Thursday, June 15, 2006

3000 Homes To Be Condemned

3,000 properties in Hancock County may have to be CONDEMNED
Owners have walked away without signing right of entry

HANCOCK COUNTY - Some are tucked away along bayous and back roads in this sprawling county. Others are more obvious, scattered and squashed beside main streets and avenues.
Thousands of property owners here have essentially walked away from their Katrina-clobbered homes, leaving the government to sort through the mess.

John Martin, a debris specialist with the U.S. Army Corps of Engineers, said more than 3,000 properties in Hancock County have been left untouched, and legally, the corps and FEMA are handcuffed when it comes to cleaning them.

Because the property owners have not yet signed the corps' "right of entry" form, government debris haulers do not have legal permission to enter and clean the private properties.

With the federal debris deadline looming, FEMA and the corps have sent maps to local officials asking to have each of the 3,000 properties condemned. This would allow government bulldozers to scrape them clean before it's too late.

Barring a last-minute extension, federal contractors will pull out after the June 30 deadline, and the county and cities will have to figure a way to remove what's left of the refuse on their own.
Before cleaning private property, state law requires local governments to petition residents within 300 feet of the property, and give two-weeks' notice for a public hearing to determine whether the land is "a menace to the public health and safety of the community."

Legally cleaning one piece of private property is a tedious task, but 3,000 in less than 60 days might just be impossible.

"Just on this one map alone, there must be 1,000 different parcels in one area," county attorney Ronnie Artigues said, pointing to one of several debris maps. "We can't just condemn the entire county."

Instead, Artigues suggested starting with "obvious debris fields," areas such as Cedar Point in Bay St. Louis, south of the CSX railroad in Waveland and along the Jourdan River, where rubble is sprinkled for blocks and debris still dangles from trees.

The maps that were given to local governments show only "high debris areas," not exact locations of properties that are unclean and still lack a signed right of entry form.

Supervisor Steve Seymour said he wants building inspectors to drive down every street and back road of the nearly 450-square-mile county, making a list of the destroyed properties.
Mickey Lagasse, the county's building official, agreed to send out six inspectors this week, or as soon as the county, the cities, FEMA and the corps agree on a clear definition of the word "destroyed."

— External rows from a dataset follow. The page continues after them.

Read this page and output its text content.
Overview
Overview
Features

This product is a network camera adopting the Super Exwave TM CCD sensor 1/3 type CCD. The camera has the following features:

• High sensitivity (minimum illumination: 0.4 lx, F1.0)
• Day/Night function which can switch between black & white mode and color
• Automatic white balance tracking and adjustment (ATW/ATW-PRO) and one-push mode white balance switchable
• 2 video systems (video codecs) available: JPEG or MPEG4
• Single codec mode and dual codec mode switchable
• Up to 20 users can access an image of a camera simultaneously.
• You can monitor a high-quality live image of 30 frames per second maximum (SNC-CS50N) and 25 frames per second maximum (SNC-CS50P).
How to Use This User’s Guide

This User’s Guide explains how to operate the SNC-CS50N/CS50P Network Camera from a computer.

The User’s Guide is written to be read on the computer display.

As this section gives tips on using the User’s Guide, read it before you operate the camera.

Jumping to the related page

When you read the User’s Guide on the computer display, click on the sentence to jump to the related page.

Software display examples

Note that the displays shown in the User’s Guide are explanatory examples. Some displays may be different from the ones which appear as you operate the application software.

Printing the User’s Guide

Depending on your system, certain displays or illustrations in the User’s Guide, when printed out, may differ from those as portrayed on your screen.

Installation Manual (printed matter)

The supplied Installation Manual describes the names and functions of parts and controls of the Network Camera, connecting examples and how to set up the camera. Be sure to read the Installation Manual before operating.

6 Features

"We can start tomorrow, but first we need to know exactly what destroyed means," he said.
During a meeting this week, officials from the corps, FEMA, and the county all seemed to have different ideas of what a destroyed property looks like.

Some said if a roof is lying on a pile of bricks and splintered wood, the house is destroyed. Others said a missing roof and a toppled wall could also be features that qualify a house as destroyed.
FEMA has used a 50 percent destruction standard to determine whether a house is salvageable. Under the rule, if FEMA inspectors believe it will cost more than 50 percent of a home's worth to restore it, the home is consider destroyed.

But, with the rising costs of building materials, some local leaders say many older homes in the county's low-income areas could have been considered destroyed even before the Aug. 29 storm.

In an effort to seek clarity, FEMA has offered to send six of its inspectors to ride along with county inspectors starting this week to pinpoint destroyed and neglected properties, and begin condemning each one, separately.